Algorithm for Skeleton Action Recognition by Integrating Attention Mechanism and Convolutional Neural Networks

An action recognition model based on 3D skeleton data may experience a decrease in recognition accuracy when facing complex backgrounds, and it is easy to overlook the local connection between dynamic gradient information and dynamic actions, resulting in a decrease in the fault tolerance of the constructed model. To achieve accurate and fast capture of human skeletal movements, a directed graph convolutional network recognition model that integrates attention mechanism and convolutional neural network is proposed. By combining spacetime converter and central differential graph convolution, a corresponding central differential converter graph convolutional network model is constructed to obtain dynamic gradient information in actions and calculate local connections between dynamic actions.

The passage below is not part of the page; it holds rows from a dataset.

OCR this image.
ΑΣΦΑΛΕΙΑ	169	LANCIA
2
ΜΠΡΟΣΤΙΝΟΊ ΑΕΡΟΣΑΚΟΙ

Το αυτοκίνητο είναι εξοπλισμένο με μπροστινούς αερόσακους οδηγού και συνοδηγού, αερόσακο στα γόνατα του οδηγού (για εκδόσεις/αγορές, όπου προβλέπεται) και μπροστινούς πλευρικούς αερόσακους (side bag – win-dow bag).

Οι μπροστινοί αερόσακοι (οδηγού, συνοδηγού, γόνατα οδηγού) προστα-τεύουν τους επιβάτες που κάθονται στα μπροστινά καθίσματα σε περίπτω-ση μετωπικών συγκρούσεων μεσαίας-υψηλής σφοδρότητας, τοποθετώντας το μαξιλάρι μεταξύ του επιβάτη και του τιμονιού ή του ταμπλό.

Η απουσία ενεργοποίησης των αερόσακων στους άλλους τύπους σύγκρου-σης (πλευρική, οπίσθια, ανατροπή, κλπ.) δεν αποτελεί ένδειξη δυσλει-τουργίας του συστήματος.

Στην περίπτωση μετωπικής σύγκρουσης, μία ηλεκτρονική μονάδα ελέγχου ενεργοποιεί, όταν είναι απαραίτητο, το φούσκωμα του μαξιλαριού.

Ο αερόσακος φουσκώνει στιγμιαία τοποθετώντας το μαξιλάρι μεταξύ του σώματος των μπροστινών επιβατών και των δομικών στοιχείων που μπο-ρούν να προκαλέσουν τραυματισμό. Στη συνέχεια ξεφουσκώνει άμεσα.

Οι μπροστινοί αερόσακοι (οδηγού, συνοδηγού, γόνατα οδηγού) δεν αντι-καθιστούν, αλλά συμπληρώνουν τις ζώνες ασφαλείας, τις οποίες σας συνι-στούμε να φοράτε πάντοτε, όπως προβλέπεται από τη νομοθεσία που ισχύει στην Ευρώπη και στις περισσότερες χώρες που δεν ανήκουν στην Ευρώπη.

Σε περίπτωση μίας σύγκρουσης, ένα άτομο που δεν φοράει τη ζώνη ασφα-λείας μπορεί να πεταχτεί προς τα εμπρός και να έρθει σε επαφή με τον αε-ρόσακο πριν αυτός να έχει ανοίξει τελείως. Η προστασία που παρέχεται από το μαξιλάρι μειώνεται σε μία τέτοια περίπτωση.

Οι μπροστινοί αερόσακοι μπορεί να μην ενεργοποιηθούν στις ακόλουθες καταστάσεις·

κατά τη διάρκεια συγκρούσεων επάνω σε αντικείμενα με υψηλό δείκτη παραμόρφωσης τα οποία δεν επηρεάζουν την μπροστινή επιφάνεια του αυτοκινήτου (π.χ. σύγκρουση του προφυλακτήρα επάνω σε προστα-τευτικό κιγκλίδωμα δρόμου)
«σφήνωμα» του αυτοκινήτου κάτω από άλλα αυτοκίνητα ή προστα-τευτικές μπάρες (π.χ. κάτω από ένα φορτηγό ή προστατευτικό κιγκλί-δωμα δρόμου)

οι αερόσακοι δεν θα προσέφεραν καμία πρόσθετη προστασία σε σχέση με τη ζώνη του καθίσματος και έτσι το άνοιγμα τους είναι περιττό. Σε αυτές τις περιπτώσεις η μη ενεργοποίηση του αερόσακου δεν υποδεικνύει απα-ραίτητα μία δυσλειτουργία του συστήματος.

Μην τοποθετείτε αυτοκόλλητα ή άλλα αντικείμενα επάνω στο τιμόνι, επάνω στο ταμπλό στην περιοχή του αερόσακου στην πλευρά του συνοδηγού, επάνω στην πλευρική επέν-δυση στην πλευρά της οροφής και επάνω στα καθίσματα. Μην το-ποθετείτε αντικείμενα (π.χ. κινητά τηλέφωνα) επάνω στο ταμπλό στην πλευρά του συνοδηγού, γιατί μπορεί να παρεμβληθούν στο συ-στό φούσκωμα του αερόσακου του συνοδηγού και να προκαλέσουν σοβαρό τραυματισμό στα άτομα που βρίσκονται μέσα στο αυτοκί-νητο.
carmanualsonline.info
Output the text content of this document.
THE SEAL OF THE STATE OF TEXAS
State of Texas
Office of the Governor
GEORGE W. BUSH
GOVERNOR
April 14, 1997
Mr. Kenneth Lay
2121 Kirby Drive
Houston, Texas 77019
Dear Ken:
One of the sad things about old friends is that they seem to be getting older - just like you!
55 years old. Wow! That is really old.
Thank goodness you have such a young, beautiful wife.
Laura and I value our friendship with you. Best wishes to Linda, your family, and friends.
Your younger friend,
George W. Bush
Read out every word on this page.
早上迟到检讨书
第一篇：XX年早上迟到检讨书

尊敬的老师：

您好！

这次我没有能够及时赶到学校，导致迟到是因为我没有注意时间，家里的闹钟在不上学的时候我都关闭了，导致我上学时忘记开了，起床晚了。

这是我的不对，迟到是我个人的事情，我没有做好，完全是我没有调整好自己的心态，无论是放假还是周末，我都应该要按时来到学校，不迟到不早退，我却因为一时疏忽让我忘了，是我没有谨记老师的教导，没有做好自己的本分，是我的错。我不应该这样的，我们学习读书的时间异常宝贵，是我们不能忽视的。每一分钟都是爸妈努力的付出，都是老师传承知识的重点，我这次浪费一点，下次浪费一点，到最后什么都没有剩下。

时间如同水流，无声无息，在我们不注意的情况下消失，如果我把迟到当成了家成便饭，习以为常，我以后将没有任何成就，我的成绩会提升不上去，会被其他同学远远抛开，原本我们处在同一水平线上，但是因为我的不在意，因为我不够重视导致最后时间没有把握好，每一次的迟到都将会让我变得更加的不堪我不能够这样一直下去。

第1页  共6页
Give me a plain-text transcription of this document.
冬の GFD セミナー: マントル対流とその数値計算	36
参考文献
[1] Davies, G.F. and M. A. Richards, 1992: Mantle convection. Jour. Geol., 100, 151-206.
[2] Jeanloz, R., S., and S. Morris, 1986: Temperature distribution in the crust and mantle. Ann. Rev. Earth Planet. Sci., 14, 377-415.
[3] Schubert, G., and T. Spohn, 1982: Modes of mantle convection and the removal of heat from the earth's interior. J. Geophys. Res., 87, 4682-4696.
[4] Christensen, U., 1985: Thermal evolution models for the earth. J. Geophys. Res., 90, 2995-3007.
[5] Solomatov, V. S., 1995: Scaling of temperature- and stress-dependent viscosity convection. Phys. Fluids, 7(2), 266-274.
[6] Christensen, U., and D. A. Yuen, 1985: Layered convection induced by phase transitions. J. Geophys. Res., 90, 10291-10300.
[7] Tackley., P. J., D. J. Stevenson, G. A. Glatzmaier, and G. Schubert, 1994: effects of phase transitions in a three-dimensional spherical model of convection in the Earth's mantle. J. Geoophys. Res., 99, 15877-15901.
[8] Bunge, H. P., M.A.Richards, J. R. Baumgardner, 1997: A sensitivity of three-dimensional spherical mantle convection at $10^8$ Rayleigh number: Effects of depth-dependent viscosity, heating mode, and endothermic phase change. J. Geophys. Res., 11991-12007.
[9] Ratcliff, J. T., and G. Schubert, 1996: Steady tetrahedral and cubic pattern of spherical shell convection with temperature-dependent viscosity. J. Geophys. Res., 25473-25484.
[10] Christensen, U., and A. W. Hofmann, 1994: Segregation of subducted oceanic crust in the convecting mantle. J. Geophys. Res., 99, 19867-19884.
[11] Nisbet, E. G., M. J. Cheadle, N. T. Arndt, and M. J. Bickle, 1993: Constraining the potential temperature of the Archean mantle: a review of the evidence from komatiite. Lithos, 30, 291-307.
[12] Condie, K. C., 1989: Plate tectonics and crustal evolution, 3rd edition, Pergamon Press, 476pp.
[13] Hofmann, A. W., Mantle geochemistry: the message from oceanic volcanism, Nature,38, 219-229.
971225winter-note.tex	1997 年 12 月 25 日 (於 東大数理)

The research outcomes express that the cross-target benchmark recognition rate of the directed graph convolutional network recognition model is 92.3%, and the cross-view benchmark recognition rate is 97.3%. The accuracy of Top -1 is 37.6%, and the accuracy of Top-5 is 60.5%. The cross-target recognition rate of the central differential converter graph convolutional network model is 92.9%, and the cross-view benchmark recognition rate is 97.5%. Undercross-target and cross-view benchmarks, the average recognition accuracy for similar actions is 81.3% and 88.9%, respectively. The accuracy of the entire action recognition model in single-person multi-person action recognition experiments is 95.0%. The outcomes denote that the model constructed by the research institute has higher recognition rate and more stable performance compared to existing neural network recognition models, and has certain research value.